Reviews | Written by Jack Bottomley 23/04/2020


As Blumhouse’s Sweetheart, from Sleight director J. D. Dillard comes to our shores, it brings with it a wave of enthusiastic festival responses and some exciting opinions from its showings Stateside. Aquatic horror is already making a strong comeback (after the excellent Underwater and Sea Fever) and in Dillard’s film something terrific this way comes.

After their boat sinks in a fierce storm, Jenn (Kersey Clemons) and her wounded friend Brad (Benedict Samuel) wash up on the shores of a tropical island. As Jenn seeks out the tools to survive, bigger problems lie out at sea, and when night falls something in the ocean continues to come ashore...and it’s hungry.

Sweetheart is a fiercely suspenseful survival tale, which takes its time to develop its lead character, its simple but superb story, and to unveil its water-dwelling menace. If you were to mesh Creature From the Black Lagoon with Predator it gives you an inkling what to expect from this absolute gem, that is a treasure in this genre that we urge you to discover. Dillard’s film is atmospheric in its build up and superbly crafted, but is made even better by the humanity at its heart, emanating from an outstanding lead Kersey Clemons.

As Jenn, Clemons is put through an absolute ordeal but her physical grit-filled performance is one that immediately strikes you. The resilient and resourceful nature of Jenn makes all the difference, as she encounters the unrestrained malevolence of nature and the deepest darkest depths of the sea but makes logical decisions and refreshingly wise ones. As this story progresses at a fantastically methodical pace, like the lapping waves on the shore of this paradise-turned-nightmare, we find more out about Jenn. As her past is hinted at and the story takes on a more personal turn, this is really her moment to finally stand up and fight the darkness that has threatened to takeover her life.

Dillard’s feature has teeth in so many respects but none more so than in how it respects its creature. Sure there are flashes of shock throughout (including one of the best jump scares in recent memory) but this is mostly a film reliant on slow reveals of its original and hugely impressive creature. Behind the masterful (mostly) practical and part CG FX, Andrew Crawford as the creature gives this predator an imposing and spectacular film presence. One that shakes you and compels you in equal measure.

It takes some time for the monsters full and rightfully proud reveal but the first flare-lit night time glimpse of this monster is a chilling piece of horror filmmaking and one of many moments of engrossing cinematography by Stefan Duscio. The island setting is the perfect backdrop, and as the mythos of the creature builds through hints, you feel up to your waist in the film’s atmosphere and the score by Charles Scott IV only assists in this feeling.

Boldly dialogue free for long stretches and all the better for this approach, when a development later on requires more speech, there is admittedly a clunky line or two but Sweetheart never sinks and continues to swim all the way up to its big finale.
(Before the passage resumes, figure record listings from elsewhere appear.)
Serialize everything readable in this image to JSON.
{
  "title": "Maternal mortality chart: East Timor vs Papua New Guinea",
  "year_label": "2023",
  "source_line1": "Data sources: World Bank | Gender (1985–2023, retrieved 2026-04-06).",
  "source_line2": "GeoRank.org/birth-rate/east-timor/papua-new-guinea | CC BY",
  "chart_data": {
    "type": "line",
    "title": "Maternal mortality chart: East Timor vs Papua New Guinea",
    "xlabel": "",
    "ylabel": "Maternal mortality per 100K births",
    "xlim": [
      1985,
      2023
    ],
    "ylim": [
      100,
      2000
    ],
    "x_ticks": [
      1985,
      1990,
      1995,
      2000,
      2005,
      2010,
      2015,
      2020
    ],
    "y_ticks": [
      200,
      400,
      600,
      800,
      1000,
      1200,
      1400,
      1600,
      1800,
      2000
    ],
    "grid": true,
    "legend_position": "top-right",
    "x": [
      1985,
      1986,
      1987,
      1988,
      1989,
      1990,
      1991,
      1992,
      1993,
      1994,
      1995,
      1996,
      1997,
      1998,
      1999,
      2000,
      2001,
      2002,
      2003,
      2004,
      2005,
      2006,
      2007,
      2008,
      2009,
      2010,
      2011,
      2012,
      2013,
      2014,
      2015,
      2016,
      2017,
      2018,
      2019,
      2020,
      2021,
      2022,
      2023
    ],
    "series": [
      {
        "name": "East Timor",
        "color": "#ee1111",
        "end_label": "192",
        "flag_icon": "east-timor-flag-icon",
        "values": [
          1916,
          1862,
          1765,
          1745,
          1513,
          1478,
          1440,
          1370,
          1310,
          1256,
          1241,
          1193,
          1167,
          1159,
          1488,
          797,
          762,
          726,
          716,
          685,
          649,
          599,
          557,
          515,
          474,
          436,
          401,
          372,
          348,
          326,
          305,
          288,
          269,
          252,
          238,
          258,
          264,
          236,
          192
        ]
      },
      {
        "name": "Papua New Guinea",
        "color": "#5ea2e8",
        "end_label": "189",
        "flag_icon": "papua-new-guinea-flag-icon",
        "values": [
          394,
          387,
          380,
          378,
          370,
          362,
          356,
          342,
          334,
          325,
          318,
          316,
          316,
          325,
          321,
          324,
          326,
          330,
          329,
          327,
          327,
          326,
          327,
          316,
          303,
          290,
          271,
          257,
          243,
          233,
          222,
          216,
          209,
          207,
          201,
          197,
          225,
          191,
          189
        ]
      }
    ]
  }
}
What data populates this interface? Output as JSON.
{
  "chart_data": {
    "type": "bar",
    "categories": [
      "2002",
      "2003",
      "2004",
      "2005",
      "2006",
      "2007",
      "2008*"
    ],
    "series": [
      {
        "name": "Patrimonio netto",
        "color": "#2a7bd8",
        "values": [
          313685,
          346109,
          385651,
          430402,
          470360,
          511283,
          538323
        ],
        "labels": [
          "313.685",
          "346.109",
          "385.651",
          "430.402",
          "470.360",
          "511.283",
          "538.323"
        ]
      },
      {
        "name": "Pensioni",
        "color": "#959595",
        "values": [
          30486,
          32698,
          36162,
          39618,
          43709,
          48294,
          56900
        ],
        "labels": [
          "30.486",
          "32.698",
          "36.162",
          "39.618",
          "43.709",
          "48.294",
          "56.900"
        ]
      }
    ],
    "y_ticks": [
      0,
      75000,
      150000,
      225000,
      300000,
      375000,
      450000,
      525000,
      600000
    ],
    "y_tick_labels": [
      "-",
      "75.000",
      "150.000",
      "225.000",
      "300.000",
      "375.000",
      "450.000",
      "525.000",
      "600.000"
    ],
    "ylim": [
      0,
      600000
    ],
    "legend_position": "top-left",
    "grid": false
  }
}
A finale that does come together that bit quicker, and the part ambiguous finish could have been a touch more dastardly but there is a lingering point here that you make up your own mind on the later events, as Dillard caps his story confidently and powerfully and leaves the rest up to fate and nature.

Sweetheart is an absolute must see. A beautifully shot and made aquatic monster horror that is short yet taut and achieves that ultimate accolade all films of this kind hope for, having a fantastic character facing an amazing monster. A future classic of its kind.